The TUC is governed by an annual Congress at which representatives of affiliated trade unions meet to determine policy and to elect the executive body of the organisation. Between 1869 and 1921, the executive work of the Congress was carried out by the Parliamentary Committee. In 1920, the Committee was composed of sixteen members who dealt with a relatively narrow range of labour affairs. Changes in society during the First World War led to a widening of the TUC's functions and consequently the formation of the General Council in 1921, which was composed of a representative sample of trade unionists. The General Council is assisted by a number of committees, including Finance and General Purposes, Disputes, Education, Organisation, Social Insurance, International, Economic and Production. These in turn are served by departments, the number and nature of which varies according to the needs and priorities of the time. The responsibility for the everyday work of the General Council lies with the General Secretary who is assisted by a Deputy General Secretary and one or two Assistant General Secretaries.
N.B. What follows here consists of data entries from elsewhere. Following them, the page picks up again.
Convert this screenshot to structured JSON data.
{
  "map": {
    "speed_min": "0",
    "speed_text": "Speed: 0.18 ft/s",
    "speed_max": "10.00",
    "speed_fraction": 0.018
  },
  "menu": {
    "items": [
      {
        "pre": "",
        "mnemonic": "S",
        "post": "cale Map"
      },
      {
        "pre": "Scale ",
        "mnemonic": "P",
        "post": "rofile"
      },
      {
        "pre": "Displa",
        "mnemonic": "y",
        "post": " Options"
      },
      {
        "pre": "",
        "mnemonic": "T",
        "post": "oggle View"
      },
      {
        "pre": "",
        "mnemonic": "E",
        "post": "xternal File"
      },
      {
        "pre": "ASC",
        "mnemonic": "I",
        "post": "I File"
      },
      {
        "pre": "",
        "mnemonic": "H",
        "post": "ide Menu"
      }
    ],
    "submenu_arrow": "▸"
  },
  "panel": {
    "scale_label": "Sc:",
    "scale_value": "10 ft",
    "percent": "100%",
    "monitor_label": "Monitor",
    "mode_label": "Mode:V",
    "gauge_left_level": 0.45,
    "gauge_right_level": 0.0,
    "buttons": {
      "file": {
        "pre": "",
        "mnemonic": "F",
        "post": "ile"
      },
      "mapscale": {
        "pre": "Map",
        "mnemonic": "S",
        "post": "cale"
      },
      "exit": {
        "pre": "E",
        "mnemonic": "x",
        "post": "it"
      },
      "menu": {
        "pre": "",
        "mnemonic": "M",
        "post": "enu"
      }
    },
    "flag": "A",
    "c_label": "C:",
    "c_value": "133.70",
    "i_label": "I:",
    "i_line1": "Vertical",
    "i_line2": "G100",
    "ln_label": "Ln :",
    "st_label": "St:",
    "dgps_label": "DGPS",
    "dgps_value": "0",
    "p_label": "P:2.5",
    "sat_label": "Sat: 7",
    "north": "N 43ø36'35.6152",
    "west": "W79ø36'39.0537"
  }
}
In the regions, the TUC is organised into Regional Councils which cover England and Wales. Trade union activity in Scotland and Northern Ireland is co-ordinated by the Scottish TUC and the Northern Ireland Committee of the Irish Congress of Trade Unions, both of which are separate organisations with close working relationships with the TUC. At a local level branches of affiliated trade unions unite to form trades councils.
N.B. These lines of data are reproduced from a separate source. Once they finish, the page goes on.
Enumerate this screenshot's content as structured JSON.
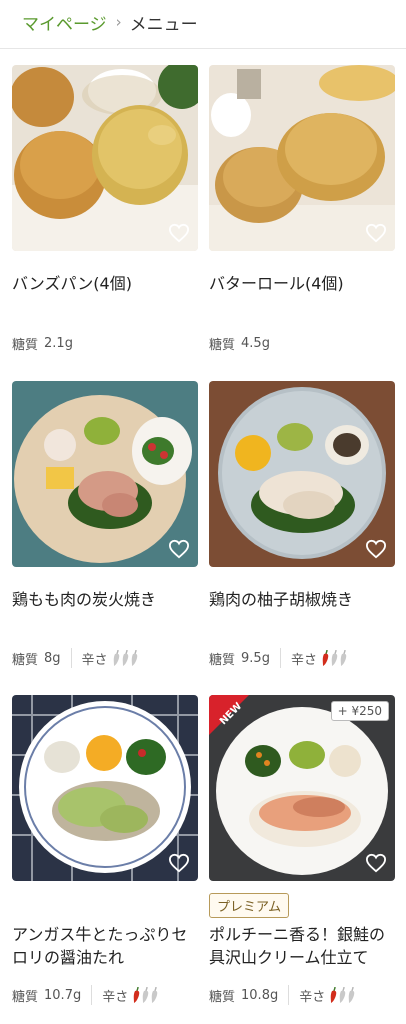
{
  "breadcrumb": {
    "parent": "マイページ",
    "separator": "›",
    "current": "メニュー"
  },
  "labels": {
    "carb": "糖質",
    "spice": "辛さ"
  },
  "colors": {
    "accent": "#5a9a2e",
    "pepper_red": "#d22d1c",
    "pepper_gray": "#c9c9c9"
  },
  "items": [
    {
      "name": "バンズパン(4個)",
      "carb": "2.1g",
      "spice": null,
      "icon": "heart-icon"
    },
    {
      "name": "バターロール(4個)",
      "carb": "4.5g",
      "spice": null,
      "icon": "heart-icon"
    },
    {
      "name": "鶏もも肉の炭火焼き",
      "carb": "8g",
      "spice": 0,
      "icon": "heart-icon"
    },
    {
      "name": "鶏肉の柚子胡椒焼き",
      "carb": "9.5g",
      "spice": 1,
      "icon": "heart-icon"
    },
    {
      "name": "アンガス牛とたっぷりセロリの醤油たれ",
      "carb": "10.7g",
      "spice": 1,
      "icon": "heart-icon"
    },
    {
      "name": "ポルチーニ香る！銀鮭の具沢山クリーム仕立て",
      "carb": "10.8g",
      "spice": 1,
      "icon": "heart-icon",
      "badge_new": "NEW",
      "price_badge": "+ ¥250",
      "premium": "プレミアム"
    }
  ]
}
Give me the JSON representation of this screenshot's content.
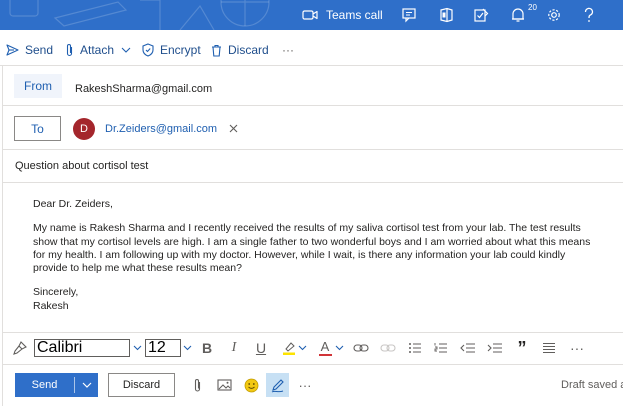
{
  "topbar": {
    "teams_call_label": "Teams call",
    "notification_count": "20",
    "icons": [
      "video-camera-icon",
      "chat-icon",
      "office-icon",
      "checklist-icon",
      "bell-icon",
      "gear-icon",
      "help-icon"
    ],
    "background": "#2f6fc9"
  },
  "commands": {
    "send": "Send",
    "attach": "Attach",
    "encrypt": "Encrypt",
    "discard": "Discard",
    "more": "···"
  },
  "compose": {
    "from_label": "From",
    "from_address": "RakeshSharma@gmail.com",
    "to_label": "To",
    "recipient_initial": "D",
    "recipient_address": "Dr.Zeiders@gmail.com",
    "subject": "Question about cortisol test"
  },
  "message": {
    "greeting": "Dear Dr. Zeiders,",
    "paragraph": "My name is Rakesh Sharma and I recently received the results of my saliva cortisol test from your lab. The test results show that my cortisol levels are high. I am a single father to two wonderful boys and I am worried about what this means for my health. I am following up with my doctor. However, while I wait, is there any information your lab could kindly provide to help me what these results mean?",
    "closing": "Sincerely,",
    "signature": "Rakesh"
  },
  "format_bar": {
    "font": "Calibri",
    "size": "12",
    "bold": "B",
    "italic": "I",
    "underline": "U",
    "font_color": "A",
    "quote": "”",
    "more": "···"
  },
  "footer": {
    "send": "Send",
    "discard": "Discard",
    "more": "···",
    "status": "Draft saved at"
  },
  "colors": {
    "accent": "#2f6fc9",
    "link": "#1f5fb0",
    "avatar": "#a4262c",
    "highlight": "#fde300",
    "font_color_bar": "#d13438"
  }
}
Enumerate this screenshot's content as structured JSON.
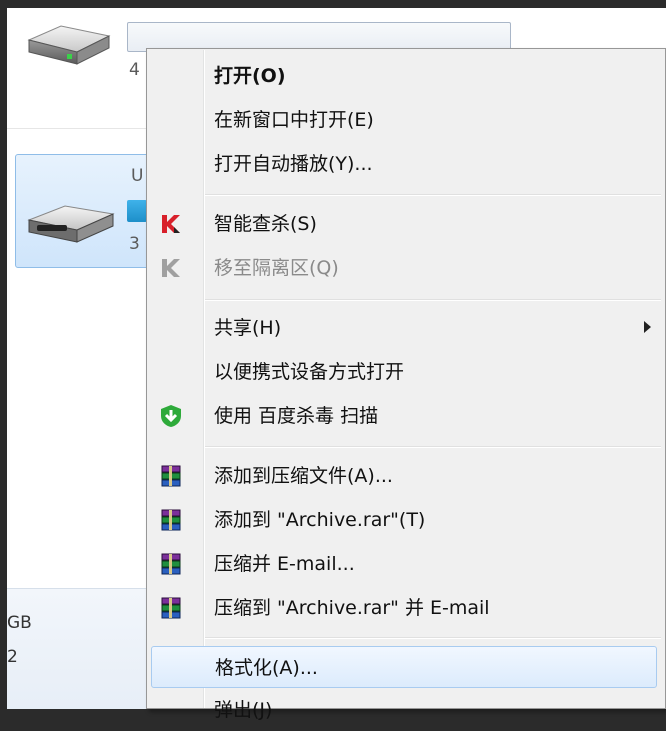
{
  "explorer": {
    "drive1_size_text": "4",
    "drive2_name_text": "U",
    "drive2_size_text": "3",
    "bottom_text_1": "GB",
    "bottom_text_2": "2"
  },
  "menu": {
    "items": [
      {
        "label": "打开(O)"
      },
      {
        "label": "在新窗口中打开(E)"
      },
      {
        "label": "打开自动播放(Y)..."
      },
      {
        "label": "智能查杀(S)"
      },
      {
        "label": "移至隔离区(Q)"
      },
      {
        "label": "共享(H)"
      },
      {
        "label": "以便携式设备方式打开"
      },
      {
        "label": "使用 百度杀毒 扫描"
      },
      {
        "label": "添加到压缩文件(A)..."
      },
      {
        "label": "添加到 \"Archive.rar\"(T)"
      },
      {
        "label": "压缩并 E-mail..."
      },
      {
        "label": "压缩到 \"Archive.rar\" 并 E-mail"
      },
      {
        "label": "格式化(A)..."
      },
      {
        "label": "弹出(J)"
      }
    ]
  },
  "colors": {
    "kaspersky_red": "#d8202a",
    "kaspersky_gray": "#a0a0a0",
    "shield_green": "#2eaa3a",
    "hover_border": "#a8cbf0"
  }
}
Trades and Labor Council of Queensland

  • Peak council
  • 1885 -

The first steps toward forming a labour council in Queensland was a meeting of interested union Secretaries held on 18 August with the formation of the new Brisbane Trades and Labor Council occurring on 1 September 1885. Within four years the Labor Council had disbanded to make way for the Australian Labor Federation The Brisbane District Council of Australasian Labor Federation was formed on the eve of a range of industrial disputes, amongst them the printers industry wide strike of 1889, and the shearers and maritime workers strikes of the 1890s. By 1914, it found itself completely devoid of affiliates and was consequently dissolved. By mid-1914 the Brisbane Industrial Council was formed. By March 1917 attempts were being explored to develop a closer unity between the Industrial Council and other bodies such as the Eight Hours Union and the Trades Hall Board. It took over twelve months, but in September 1918 a conference of 42 metropolitan unions adopted the Trades Hall amalgamation scheme. The Trades and Labor Council of Queensland was eventually established on 12 April 1922 with 46 unions at the inaugural meeting. This body continued in name until 1993 when it became the Australian Council of Trade Unions Queensland Branch and then was renamed the Queensland Council of Unions in 1999.

Trades and Labour Council of the Australian Capital Territory

  • Peak council
  • 1931 -

The Trades and Labour Council of the Federal Capital Territory was formed at a meeting on 16 April 1931 in the Parks and Gardens Cottage in Acton with representatives from the Australian Workers' Union, the Federated Clerks' Union, the Operative Plasterers' Federation, the Amalgamated Society of Carpenters and Joiners, the Operative Painters' and Decorators' Union, the Electrical Trades Union, the Plumbers' and Gasfitters' Employees' Union, the Federated Liquor and Allied Trades Employees' Union, the Slaters', Tilers' and Shinglers' Union, and the Australasian Society of Engineers. It changed its name to the Trades and Labour Council of the Australian Capital Territory in 1938. Programs associated with the Trades and Labour Council have included Art in Working Life, the Canberra Union Voices Choir, and the Workwatch Occupational Health and Safety Training Centre. It changed its name to UnionsACT in 2002.